# Furry dating app that would actually become as popular as Tinder/Grindr?



## Kope (Dec 29, 2021)

I feel like there’s so many furries that a dating app would have popped up one day, and be mainstream. We’ve yet to see that. So does that mean most furries are taken/don’t care?


----------



## ConorHyena (Dec 29, 2021)

The furry demographic is tiny compared to the amount of singles that are queer/straight out there. We're like... a million people internationally at most?

FA has had 1.6 million registered users in 2016 but that is no indicator who was actually active and who isn't, etc.

Besides, there is a furry dating app that is fairly mainstream -> howlr.


----------



## Kope (Dec 29, 2021)

Eh I tried that one, but found it lacking/ not enough people. A million people is more than enough for a niche app anyhow


----------



## Kope (Dec 29, 2021)

I think it’s more of a marketing issue


----------



## PLEASE DELETE ACCOUNT (Dec 30, 2021)

Kope said:


> I think it’s more of a marketing issue


Usually speaking part of the issue comes with the niche itself. It’s hard to cater to furries directly in this area. 

what Actually makes furries need a special service for online dating exactly? It’s a pretty meh hobby that’s not really going to change how dating works for the most part just because of how varied the base is, it leans male and gay and more casual… but pretty much everyone is represented in some form or another.

Specialty dating sites exist where the niche is very important to people <Christian mingle because for some reason you can’t date a non Christian, farmers only because apparently only a “farmer gets you”, blackpeoplemeet because apparently melanin content is a major concern for people>
But like wise I don’t see dating sites for say star trek fans, or Star Wars fans, or columbo fans or what have you… ( please for the love of god if these exist don’t neener neener “but actchually!” Post links to such examples…)

Howlr is just Grindr and mostly for hookups best I can gather, not dating.

Pounced existed but again… mostly hookups and casual sex so far as I can tell.

Furzu and a few others hides almost all functions behind a very very steep paywall that runs most people away.

My long diatribe short is… there’s nothing really to cater to furries in the dating realm because there’s just no point for it.


----------



## Raever (Dec 30, 2021)

Christine Vulpes said:


> Usually speaking part of the issue comes with the niche itself.

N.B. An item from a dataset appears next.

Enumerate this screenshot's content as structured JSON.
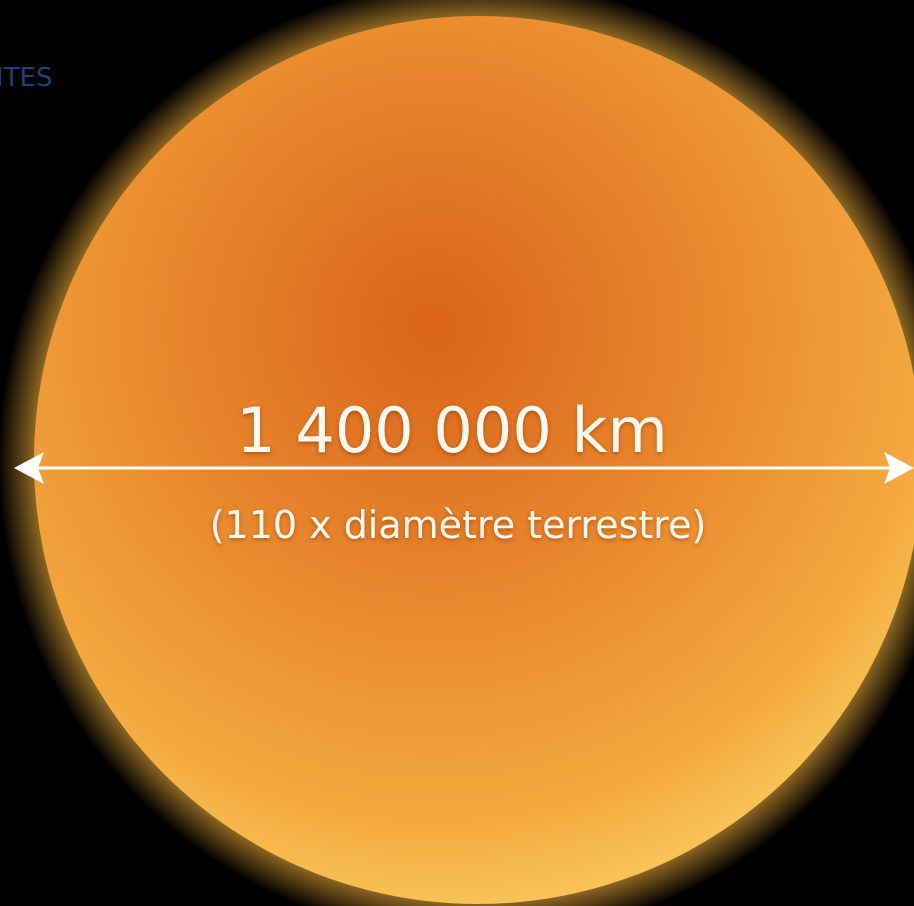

It’s hard to cater to furries directly in this area.
> 
> what Actually makes furries need a special service for online dating exactly? It’s a pretty meh hobby that’s not really going to change how dating works for the most part just because of how varied the base is, it leans male and gay and more casual… but pretty much everyone is represented in some form or another.
> 
> ...



Basically this. I think it'd be more effective to find an app that focuses on general fandoms and finding friendships within those fandoms for your local area (Amino maybe?) otherwise, it's basically pointless.


----------



## 57_Wolve (Mar 10, 2022)

Check out https://barq.social/


----------



## Kope (Mar 11, 2022)

57_Wolve said:


> Check out https://barq.social/


Think I’ll wait till it’s out of beta as I’m an alpha wolf :V


----------



## Kope (May 13, 2022)

Jimsmiths11 said:


> The bumble bee is another interpersonal organization and dating app for furries, all things considered. Whether your fursona strolls, flies or swims, whether you're searching for shaggy companions, dates or tomfoolery, whether you're youthful or old, pudgy or slight, stripes or spots — welcome home.

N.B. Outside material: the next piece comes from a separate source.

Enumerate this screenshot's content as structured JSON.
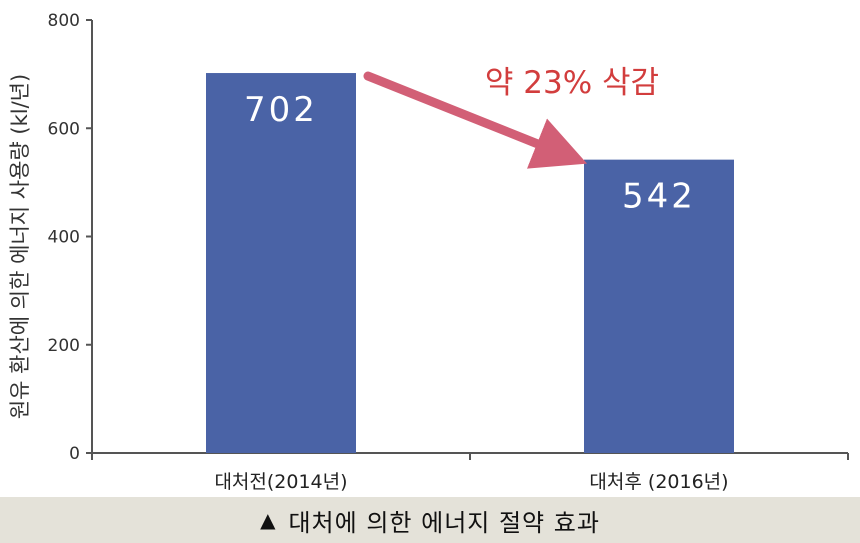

How popular is that though


----------



## Faustus (May 17, 2022)

Ahh, RIP Howlr, it died in February.


----------



## Kope (May 17, 2022)

Faustus said:


> Ahh, RIP Howlr, it died in February.


When was it ever alive?


----------



## Lioedevon427 (May 19, 2022)

Stuff like that was tried in the past I believe- but turned out they were scams 
Izzzyzzz had a good video on it


----------



## shortwiw (Dec 28, 2022)

Not sure that the furry subculture can be as popular as the largest dating apps. Millions of people around the globe use Tinder, and an app needs to become really popular to beat that. I like the furry community, but I don’t think it’s possible for a “furry dating app” to reach such heights. And it’s a good thing for me because I like closed communities more. 
If I want to do regular dating, I will just go to websites like ukraine video chat, but furry communities are only for furry fans. I don’t think bringing too many normies here is a good idea.


----------



## Vanessa Howl (Dec 28, 2022)

Furries don't have the social capabilities to do anything with a dating app: that's why most of the fandom is sex RPs and porn.


----------



## redhusky (Dec 28, 2022)

I'd think it'd be too niche to be profitable but then again what do I know? X3


----------



## Fallowfox (Dec 28, 2022)

Joe Biden please spend fiscal stimulus money on this.


----------